(Image: Doug Johnson at The Blue Skunk Blog)

In Hamlet’s BlackBerry: A Practical Philosophy for Building a Good Life in the Digital Age, William Powers quotes Henry David Thoreau who wrote that the man who constantly and desperately keeps going to the post office to check for correspondence from others “has not heard from himself in a long while.”

Sounds like a contemporary proclivity with so many who interrupt their lives to constantly check email, Facebook, Twitter and LinkedIn. “Of the two mental worlds everyone inhabits, the inner and the outer, the latter increasingly rules,” says William Powers. “We’re like so many pinballs bouncing around a world of blinking lights and buzzers. There’s lots of movement and noise, but it doesn’t add up to much.”

“Seems, madam! nay it is; I know not ‘seems.'”

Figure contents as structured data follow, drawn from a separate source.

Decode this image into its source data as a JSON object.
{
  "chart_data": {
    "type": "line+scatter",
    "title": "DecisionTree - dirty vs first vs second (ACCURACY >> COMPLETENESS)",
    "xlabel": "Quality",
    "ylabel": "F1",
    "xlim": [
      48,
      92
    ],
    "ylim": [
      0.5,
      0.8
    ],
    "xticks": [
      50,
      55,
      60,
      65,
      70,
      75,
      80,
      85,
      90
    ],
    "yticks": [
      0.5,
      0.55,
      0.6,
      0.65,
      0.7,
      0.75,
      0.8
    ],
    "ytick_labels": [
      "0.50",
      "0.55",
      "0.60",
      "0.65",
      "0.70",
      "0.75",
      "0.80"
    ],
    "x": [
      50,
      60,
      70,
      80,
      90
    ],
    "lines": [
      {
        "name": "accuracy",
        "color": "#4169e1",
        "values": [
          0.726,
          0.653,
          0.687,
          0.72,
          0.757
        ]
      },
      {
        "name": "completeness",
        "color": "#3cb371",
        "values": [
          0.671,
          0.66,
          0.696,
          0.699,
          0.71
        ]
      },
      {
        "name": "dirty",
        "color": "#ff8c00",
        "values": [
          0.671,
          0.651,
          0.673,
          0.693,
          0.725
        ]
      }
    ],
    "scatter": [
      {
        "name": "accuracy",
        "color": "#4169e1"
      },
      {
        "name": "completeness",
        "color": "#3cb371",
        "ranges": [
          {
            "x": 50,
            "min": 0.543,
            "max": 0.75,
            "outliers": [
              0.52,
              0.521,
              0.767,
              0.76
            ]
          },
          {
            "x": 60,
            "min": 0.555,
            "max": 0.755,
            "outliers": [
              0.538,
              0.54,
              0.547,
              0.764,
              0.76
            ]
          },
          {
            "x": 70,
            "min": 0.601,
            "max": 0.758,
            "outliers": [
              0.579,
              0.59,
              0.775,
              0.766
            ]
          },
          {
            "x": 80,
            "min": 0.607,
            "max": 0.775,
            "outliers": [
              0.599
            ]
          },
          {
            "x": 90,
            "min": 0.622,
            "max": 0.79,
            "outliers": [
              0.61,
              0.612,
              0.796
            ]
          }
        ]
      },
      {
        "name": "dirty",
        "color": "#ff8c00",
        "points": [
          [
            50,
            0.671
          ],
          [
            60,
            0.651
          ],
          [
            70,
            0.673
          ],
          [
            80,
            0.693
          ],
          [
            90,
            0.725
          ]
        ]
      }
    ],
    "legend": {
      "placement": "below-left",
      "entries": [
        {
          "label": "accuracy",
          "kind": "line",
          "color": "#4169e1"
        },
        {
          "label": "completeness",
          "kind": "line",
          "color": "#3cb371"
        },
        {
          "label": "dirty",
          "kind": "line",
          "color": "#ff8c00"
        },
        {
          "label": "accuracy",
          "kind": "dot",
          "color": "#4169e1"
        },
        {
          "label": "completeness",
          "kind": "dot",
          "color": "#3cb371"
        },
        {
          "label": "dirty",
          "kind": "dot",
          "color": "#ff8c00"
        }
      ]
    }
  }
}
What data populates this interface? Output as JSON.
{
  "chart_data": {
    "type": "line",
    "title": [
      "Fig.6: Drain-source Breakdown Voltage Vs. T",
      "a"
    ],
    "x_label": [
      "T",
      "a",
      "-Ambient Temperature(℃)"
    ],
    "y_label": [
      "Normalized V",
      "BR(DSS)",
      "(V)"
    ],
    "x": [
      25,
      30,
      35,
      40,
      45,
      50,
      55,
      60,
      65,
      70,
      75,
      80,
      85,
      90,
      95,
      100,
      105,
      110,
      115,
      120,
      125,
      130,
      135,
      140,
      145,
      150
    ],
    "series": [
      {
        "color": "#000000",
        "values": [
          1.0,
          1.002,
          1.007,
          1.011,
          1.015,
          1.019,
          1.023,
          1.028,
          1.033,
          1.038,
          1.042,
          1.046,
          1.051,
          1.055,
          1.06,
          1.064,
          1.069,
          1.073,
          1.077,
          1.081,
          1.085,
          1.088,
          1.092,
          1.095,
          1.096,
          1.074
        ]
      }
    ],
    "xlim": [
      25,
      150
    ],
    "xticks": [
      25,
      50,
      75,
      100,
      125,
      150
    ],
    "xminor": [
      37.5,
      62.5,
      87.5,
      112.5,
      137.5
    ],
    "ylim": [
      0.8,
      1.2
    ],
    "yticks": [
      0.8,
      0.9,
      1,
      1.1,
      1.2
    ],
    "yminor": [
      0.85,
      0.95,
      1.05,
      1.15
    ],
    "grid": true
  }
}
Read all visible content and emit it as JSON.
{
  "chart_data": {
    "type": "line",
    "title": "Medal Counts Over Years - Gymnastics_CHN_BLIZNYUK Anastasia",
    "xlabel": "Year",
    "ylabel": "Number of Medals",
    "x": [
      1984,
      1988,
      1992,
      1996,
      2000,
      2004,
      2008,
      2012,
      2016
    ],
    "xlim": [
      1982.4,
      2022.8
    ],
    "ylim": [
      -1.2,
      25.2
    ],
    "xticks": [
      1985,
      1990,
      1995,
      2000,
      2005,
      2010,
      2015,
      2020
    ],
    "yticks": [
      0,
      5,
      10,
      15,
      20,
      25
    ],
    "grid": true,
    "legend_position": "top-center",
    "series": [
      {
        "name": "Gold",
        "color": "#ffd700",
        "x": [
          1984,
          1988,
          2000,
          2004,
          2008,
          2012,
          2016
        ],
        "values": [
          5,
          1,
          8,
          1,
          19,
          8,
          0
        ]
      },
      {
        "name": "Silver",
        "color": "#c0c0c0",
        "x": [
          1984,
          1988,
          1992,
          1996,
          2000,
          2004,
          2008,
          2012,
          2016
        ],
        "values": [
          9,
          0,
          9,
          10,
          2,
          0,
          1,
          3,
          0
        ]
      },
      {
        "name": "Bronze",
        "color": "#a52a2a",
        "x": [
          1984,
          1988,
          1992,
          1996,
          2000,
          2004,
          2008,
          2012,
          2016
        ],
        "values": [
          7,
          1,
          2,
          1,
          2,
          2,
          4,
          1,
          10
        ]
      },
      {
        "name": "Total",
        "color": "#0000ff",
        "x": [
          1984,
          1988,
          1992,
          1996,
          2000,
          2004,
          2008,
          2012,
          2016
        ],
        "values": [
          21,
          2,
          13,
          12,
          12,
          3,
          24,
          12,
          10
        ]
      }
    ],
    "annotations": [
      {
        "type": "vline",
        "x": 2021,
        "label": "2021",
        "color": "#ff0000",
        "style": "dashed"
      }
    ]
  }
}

In her review of the book, Rasha Madkour points to Powers’ economic impact statement:

While recognizing that technology has made tasks like paying bills much easier and faster, Powers disputes the notion that it has made us more efficient. By interrupting our work to check our inboxes throughout the day, we’re actually becoming less productive because of the time it takes to refocus on the task at hand. Powers cites a study that found workers spending more than a quarter of their day managing distractions, adding up to $900 billion in economic loss in 2009.

High cost proclivities indeed.

Powers, interviewed by Bella English in the Boston Globe, tells the story behind the title of his book:

The more I connect digitally, the more I’m drawn to hard copy, so I decided to look at the history of paper and all related technologies. In reading Shakespeare, I stumbled on this moment where Hamlet pulls this thing out of his pocket that he called his tables. It was this fascinating example of a new technology where you wrote on pages (made of specially coated paper) with a stylus and you erased it at night. It was very much a 400-year-old version of what we’re doing today. It came to me that this thing was like his BlackBerry.

Focusing on seven individuals from previous eras, Powers explores how each of them used new inventions to make connecting with others easier. His point is clear: This is not a new problem. A more appropriate question to ask is how does a person live a life and use these tools while maintaining some balance.

Powers points to Benjamin Franklin who had a bit of social networking addiction. “He was constantly out and about, forming these new clubs and groups and associations, and he reached a point early in his life where he was just extended in too many directions, ” says Powers. “So he set up 13 goals he wanted to achieve. For example, he loved conversation, but he said he was going to aim for a little silence, too. It was not a case of withdrawing, but a case of looking for balance.”

Powers’ personal solution for seeking balance? Internet Sabbath. He and his family turn off the modem on Friday night and keep it off until Monday morning. Sounds a bit too fundamentalist for me, but I like the concept. Ten days spent hiking in Canada outside the range of cell or cyber felt pretty damn good.